The Canberra Liberals have unveiled a $40 million mental health reform package designed to restore confidence in a system they say has been wracked with scandal and crisis.
The package includes a $10 million boost to frontline mental health service delivery; up to 7000 additional psychology, counselling and behavioural services for ACT school children; a $10 million mental health workforce fund for organisations to attract, train and retain their workers; and a $20 million investment in mental health community housing.
The Canberra Liberals will also embed a no-wrong-door approach in Canberra’s health and mental health system so no one in need is turned away, and better connect mental health services and providers.
They will also provide mental health support for health and emergency services workers, and trial a dedicated psychiatric support for the ACT Watch House.
GPs treating patients with mental health concerns will have an advice support line to seek help, and the ACT’s first suicide prevention legislation will be introduced to enshrine a whole-of-government approach to help prevent suicide.
Opposition Leader Elizabeth Lee said these were all very tangible steps to ensure that Canberrans get the mental health system they deserve.
Mental Health spokesperson Ed Cocks said there was a growing demand for services across the ACT that was not being met, and the system had too many gaps and cracks for people to fall through.

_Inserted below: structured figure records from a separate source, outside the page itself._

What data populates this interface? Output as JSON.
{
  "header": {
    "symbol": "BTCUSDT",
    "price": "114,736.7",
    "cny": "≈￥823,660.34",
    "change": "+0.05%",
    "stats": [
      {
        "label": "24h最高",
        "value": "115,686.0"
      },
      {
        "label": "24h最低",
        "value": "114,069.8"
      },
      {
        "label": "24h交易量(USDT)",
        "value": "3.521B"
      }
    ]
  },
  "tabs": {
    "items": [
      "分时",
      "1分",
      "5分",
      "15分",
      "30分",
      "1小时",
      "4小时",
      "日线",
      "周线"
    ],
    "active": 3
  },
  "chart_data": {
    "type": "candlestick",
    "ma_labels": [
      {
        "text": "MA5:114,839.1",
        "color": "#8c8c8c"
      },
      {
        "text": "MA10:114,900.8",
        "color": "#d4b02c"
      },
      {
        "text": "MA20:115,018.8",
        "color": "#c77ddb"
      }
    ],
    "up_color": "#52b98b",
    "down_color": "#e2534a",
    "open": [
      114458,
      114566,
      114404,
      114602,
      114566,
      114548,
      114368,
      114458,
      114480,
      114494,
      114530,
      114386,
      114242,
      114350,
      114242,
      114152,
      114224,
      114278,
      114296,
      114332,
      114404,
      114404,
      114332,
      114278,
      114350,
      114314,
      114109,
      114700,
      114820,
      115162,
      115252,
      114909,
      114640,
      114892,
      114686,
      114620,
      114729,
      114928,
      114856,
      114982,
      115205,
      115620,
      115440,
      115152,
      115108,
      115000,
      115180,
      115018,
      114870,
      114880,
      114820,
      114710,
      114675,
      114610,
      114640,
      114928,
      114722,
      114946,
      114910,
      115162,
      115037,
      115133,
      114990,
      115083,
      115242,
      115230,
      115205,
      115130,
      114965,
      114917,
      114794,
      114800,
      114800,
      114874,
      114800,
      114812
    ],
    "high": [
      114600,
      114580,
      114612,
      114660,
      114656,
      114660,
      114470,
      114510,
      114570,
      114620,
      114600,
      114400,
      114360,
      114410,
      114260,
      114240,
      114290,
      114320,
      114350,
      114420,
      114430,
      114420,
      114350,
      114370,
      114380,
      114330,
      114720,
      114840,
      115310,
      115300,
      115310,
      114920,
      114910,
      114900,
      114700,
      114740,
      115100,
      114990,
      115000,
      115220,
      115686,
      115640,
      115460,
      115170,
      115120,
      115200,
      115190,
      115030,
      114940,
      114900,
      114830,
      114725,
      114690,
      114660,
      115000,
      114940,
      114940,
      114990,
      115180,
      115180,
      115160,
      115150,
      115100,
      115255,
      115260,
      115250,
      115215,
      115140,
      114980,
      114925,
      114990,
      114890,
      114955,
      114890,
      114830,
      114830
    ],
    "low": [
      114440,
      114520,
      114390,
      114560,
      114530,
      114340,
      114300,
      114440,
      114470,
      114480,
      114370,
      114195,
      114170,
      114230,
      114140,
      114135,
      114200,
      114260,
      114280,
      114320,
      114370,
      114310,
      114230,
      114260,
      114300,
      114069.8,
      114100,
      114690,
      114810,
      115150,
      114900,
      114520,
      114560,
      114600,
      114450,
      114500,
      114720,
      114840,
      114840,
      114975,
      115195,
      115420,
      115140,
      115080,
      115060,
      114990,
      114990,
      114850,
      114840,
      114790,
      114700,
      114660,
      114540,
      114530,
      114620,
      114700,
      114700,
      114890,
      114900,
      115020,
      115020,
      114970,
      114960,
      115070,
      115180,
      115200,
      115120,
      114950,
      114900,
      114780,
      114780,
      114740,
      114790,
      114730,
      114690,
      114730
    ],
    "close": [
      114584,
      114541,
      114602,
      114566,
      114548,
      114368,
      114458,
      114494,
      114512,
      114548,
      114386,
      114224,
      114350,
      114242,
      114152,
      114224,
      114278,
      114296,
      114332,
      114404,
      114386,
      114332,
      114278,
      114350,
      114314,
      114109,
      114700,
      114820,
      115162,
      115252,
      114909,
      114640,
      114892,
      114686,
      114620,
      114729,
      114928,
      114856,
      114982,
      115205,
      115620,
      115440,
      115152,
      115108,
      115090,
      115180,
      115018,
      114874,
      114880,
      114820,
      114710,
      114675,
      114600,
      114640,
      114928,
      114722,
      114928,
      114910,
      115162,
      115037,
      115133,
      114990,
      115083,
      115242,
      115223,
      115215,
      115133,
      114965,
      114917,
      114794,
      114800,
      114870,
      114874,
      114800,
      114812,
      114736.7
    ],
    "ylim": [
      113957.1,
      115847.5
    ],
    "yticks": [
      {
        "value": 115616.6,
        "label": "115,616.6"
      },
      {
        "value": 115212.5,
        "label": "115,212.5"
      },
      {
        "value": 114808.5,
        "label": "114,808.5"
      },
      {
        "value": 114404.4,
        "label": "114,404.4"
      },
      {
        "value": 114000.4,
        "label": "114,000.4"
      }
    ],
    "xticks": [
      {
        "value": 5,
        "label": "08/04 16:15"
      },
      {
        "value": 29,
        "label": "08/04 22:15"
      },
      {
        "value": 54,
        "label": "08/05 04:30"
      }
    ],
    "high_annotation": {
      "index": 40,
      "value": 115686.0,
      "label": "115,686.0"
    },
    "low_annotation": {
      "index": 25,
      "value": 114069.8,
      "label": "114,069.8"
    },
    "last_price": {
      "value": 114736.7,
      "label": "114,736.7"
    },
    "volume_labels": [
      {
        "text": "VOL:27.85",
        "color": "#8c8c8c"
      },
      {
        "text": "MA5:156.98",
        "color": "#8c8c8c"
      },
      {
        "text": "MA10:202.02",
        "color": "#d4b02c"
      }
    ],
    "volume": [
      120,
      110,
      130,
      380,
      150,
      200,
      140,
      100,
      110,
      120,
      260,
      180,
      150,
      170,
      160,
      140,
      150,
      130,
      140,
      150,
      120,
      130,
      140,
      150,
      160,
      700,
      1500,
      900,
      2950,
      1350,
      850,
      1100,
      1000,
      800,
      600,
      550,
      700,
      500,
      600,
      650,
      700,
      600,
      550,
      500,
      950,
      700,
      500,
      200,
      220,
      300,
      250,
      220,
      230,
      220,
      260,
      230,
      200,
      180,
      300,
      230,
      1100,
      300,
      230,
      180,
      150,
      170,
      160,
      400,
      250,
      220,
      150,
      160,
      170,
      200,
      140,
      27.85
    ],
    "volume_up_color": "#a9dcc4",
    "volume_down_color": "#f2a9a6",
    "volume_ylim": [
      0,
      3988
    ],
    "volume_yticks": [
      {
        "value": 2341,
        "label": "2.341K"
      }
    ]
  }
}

“The approach that Labor has taken and the Greens have taken to mental health over the past decade or more has been more BandAids and more short-term announceables at the expense of that genuine reform which will deliver the long-term outcomes Canberra needs,” he said.
Mr Cocks said the reforms would build the workforce and services Canberra needed.
“We’re looking to design evidence-based approaches that actually bring the workforce we need from interstate but also build up the workforce that we have here so that they are best equipped to serve the needs that Canberra has,” he said.
Mr Cocks could not say how many psychologists or counsellors 7000 services for schoolchildren would represent but said the funding would follow the child wherever the child went, wherever they needed to get to in order to get the services they needed.
He said the housing commitment would focus on flexible responses to individual needs, providing housing and support for people with mental health issues across the spectrum.
The $20 million commitment includes both building and managing properties and would include group houses.
“There has been an absolute barrier to people being able to get into appropriate housing when they’re facing real mental health issues,” Mr Cocks said.
“We want to make sure we are designing strong programs that keep people out of acute mental health treatments and providing the supports they need when they come out as well.”
Mr Cocks said the no-wrong-door approach would ensure that no matter where someone went, such as a GP or emergency department, they could be connected to the help they needed.
“Too many people find that when they reach out for support, they can’t get the support they need straight away, or they’re forced to tell their mental health story over and over and over again,” he said.
“I hear too many stories from people who’ve been impacted, the families of people who have reached out for support and either not received it quick enough or been shuffled off to another service.”